Так произошло и с Сувориным. Благодаря лишь паре очень медленно произнесенных фраз у него растут дети, юноша превращается в мужчину, девушка в женщину, оба в нечто, демонстрирующее обычные изъяны истории любви.

Удачи! – кричит он им вслед. И чтобы нога срослась как следует!

Старик опять потирает руки, не отвечая на мой вопрос, думаю я. И, как всегда, меня это наполовину забавляет, наполовину раздражает.

Он протягивает мне руки и спрашивает, что я вижу.

Сильные руки, не дрожат, необязательно руки виртуоза.

Ну?

Что же мне сказать?

Ногти на левой руке растут у меня быстрее, чем на правой. Странно, правда? Заметив это, я стал обращать внимание и на большие пальцы ног.

И что?

Ничего.

Такими шутками Суворин развлекал скорее себя, чем других. Он не особенно церемонился. А вы знали, что Боулз, еще когда занимался музыкой, сочинил опус для труб, виолончели и двух птичьих голосов? И записал его на двери туалета в какой-то гостинице, по-моему, в Танжере, где тогда ошивался. К его чести надо сказать, увидев, как уборщица все начисто стирает, он не предпринял ничего.

Но по крайней мере успел сфотографировать?

Разумеется, нет!

Было видно, что он недоумевает, как это человек, которого он считает неглупым, мог задать подобный вопрос.

Суворин играл.
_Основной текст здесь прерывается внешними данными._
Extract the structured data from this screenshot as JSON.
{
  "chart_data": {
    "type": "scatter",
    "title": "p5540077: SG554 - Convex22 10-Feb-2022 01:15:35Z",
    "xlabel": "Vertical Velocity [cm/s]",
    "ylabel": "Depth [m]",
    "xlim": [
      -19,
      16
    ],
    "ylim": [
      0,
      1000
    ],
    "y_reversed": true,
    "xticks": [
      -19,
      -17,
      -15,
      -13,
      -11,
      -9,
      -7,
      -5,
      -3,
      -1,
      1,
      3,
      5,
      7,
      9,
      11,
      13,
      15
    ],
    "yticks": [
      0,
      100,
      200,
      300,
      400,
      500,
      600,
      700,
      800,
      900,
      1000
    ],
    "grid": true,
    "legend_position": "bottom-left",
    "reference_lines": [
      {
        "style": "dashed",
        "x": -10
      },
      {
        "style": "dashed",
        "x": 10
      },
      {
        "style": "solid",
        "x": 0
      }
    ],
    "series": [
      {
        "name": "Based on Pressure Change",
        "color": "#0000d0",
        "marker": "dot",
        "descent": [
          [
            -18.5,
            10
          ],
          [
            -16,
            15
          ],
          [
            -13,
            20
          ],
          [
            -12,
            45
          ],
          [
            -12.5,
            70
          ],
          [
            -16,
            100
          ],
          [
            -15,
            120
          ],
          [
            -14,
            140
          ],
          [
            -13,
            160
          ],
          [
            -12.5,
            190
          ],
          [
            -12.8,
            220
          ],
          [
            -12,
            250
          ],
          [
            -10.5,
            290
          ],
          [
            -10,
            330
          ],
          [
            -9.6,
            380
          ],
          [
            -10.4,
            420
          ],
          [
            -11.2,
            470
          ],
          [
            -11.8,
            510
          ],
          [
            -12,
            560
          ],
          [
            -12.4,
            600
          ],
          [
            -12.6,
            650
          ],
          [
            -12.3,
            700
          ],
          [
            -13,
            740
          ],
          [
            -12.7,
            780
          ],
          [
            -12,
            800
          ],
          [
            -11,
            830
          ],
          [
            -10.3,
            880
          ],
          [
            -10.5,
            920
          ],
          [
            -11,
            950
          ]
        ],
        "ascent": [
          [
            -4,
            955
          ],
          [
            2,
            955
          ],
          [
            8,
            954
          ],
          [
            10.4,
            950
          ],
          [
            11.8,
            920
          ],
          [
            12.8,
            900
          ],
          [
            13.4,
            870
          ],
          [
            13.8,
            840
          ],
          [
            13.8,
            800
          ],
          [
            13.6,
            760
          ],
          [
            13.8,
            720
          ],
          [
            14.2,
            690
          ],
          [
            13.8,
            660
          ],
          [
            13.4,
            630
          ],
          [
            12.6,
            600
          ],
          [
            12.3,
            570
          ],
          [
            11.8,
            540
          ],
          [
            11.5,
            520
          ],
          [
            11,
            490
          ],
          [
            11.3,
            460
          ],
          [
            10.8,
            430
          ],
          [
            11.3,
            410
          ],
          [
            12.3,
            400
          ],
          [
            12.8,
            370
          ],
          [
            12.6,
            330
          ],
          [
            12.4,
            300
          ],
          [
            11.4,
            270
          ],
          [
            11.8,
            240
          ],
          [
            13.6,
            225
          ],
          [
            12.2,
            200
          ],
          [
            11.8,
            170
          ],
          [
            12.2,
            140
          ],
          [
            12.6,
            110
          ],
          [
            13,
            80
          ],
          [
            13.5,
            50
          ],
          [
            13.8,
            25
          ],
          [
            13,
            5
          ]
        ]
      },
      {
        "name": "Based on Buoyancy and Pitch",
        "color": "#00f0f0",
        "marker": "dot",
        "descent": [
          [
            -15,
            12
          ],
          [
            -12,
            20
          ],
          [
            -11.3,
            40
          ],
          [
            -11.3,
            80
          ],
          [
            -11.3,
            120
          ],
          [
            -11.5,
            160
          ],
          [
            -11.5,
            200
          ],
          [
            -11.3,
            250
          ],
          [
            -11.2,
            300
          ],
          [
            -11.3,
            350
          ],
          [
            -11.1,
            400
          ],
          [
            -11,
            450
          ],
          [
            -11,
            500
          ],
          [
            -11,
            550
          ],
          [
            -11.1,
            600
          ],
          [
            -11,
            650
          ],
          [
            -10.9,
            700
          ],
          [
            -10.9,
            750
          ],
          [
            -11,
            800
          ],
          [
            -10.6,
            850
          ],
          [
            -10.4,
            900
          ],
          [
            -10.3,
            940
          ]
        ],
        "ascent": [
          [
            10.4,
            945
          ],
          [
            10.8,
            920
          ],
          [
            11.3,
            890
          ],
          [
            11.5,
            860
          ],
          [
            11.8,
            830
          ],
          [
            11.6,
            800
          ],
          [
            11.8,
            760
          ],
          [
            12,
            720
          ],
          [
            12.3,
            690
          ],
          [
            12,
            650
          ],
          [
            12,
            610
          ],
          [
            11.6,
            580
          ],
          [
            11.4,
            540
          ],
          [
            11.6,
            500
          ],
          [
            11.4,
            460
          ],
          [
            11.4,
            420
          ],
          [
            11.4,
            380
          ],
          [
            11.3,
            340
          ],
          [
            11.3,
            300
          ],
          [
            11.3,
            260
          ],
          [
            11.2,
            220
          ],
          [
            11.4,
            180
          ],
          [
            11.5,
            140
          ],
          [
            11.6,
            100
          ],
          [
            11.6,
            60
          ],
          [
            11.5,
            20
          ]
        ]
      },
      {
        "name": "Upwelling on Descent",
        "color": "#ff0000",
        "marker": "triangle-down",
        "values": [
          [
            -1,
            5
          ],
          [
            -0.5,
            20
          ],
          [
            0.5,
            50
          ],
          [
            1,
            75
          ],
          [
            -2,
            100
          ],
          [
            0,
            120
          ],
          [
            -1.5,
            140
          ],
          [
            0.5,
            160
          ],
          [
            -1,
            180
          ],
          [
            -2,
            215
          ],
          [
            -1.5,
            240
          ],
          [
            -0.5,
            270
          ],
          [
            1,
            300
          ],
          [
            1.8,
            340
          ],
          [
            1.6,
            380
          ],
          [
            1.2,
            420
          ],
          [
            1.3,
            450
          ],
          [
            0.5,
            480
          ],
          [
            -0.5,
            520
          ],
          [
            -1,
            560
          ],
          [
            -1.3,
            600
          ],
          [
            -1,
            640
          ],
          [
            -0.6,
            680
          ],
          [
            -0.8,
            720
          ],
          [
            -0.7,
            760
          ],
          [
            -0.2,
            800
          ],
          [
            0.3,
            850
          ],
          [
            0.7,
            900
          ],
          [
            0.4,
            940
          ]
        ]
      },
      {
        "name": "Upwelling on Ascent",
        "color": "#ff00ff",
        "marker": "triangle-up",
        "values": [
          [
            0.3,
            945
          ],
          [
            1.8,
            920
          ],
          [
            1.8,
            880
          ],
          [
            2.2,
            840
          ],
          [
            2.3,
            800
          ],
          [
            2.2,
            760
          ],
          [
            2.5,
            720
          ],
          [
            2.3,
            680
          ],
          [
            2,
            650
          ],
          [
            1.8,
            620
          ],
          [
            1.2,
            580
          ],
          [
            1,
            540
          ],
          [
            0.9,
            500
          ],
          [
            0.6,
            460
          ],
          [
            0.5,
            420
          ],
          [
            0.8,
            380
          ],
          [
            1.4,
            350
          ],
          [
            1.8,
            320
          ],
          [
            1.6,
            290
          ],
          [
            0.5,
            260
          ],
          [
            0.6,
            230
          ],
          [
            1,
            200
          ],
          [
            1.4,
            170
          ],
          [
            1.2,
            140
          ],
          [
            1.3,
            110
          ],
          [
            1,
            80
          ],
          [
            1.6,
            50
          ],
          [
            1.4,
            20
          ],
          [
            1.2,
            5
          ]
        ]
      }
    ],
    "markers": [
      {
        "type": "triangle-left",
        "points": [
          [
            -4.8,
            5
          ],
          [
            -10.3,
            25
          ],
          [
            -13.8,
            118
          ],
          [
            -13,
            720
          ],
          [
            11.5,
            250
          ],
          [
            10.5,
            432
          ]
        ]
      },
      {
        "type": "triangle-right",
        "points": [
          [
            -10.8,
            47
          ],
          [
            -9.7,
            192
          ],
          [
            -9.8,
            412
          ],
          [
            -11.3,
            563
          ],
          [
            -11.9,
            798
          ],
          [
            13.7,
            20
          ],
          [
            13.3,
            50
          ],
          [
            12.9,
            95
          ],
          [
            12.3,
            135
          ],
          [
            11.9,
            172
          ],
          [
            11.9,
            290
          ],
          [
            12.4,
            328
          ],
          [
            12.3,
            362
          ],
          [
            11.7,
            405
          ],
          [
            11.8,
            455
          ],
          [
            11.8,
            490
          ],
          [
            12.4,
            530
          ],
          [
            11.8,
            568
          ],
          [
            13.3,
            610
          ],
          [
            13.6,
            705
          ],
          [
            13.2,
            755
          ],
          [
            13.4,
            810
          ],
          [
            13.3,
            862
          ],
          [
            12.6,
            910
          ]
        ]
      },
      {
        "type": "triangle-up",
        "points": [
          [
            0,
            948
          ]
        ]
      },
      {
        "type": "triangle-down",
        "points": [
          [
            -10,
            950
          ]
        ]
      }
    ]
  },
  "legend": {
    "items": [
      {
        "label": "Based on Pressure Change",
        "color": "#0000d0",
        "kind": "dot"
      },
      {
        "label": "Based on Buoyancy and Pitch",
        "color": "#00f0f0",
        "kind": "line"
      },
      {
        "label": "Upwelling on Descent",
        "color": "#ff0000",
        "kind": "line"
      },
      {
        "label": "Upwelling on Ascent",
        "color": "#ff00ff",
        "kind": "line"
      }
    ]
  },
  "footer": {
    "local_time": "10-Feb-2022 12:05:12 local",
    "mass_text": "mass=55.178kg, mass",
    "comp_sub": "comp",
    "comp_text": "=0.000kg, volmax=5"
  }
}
Он игрок. Когда начал, ему мечталось иметь столько же времени, сколько у него сейчас. Достаточно времени, теперь оно служило временем для историй. Ему задавали много вопросов – в разговорах, на допросах. Лучше всего было не торопиться с ответом, как, входя в дом, иногда предпочтительнее воспользоваться задней дверью. В фактах ориентироваться сложнее, чем в намеках. На назойливость рекомендуется соглашаться. В этом смысле старость имеет свои преимущества. Мы лишь наполовину обитаем в настоящем, а будущим должны заниматься те, у кого оно есть, наши дети.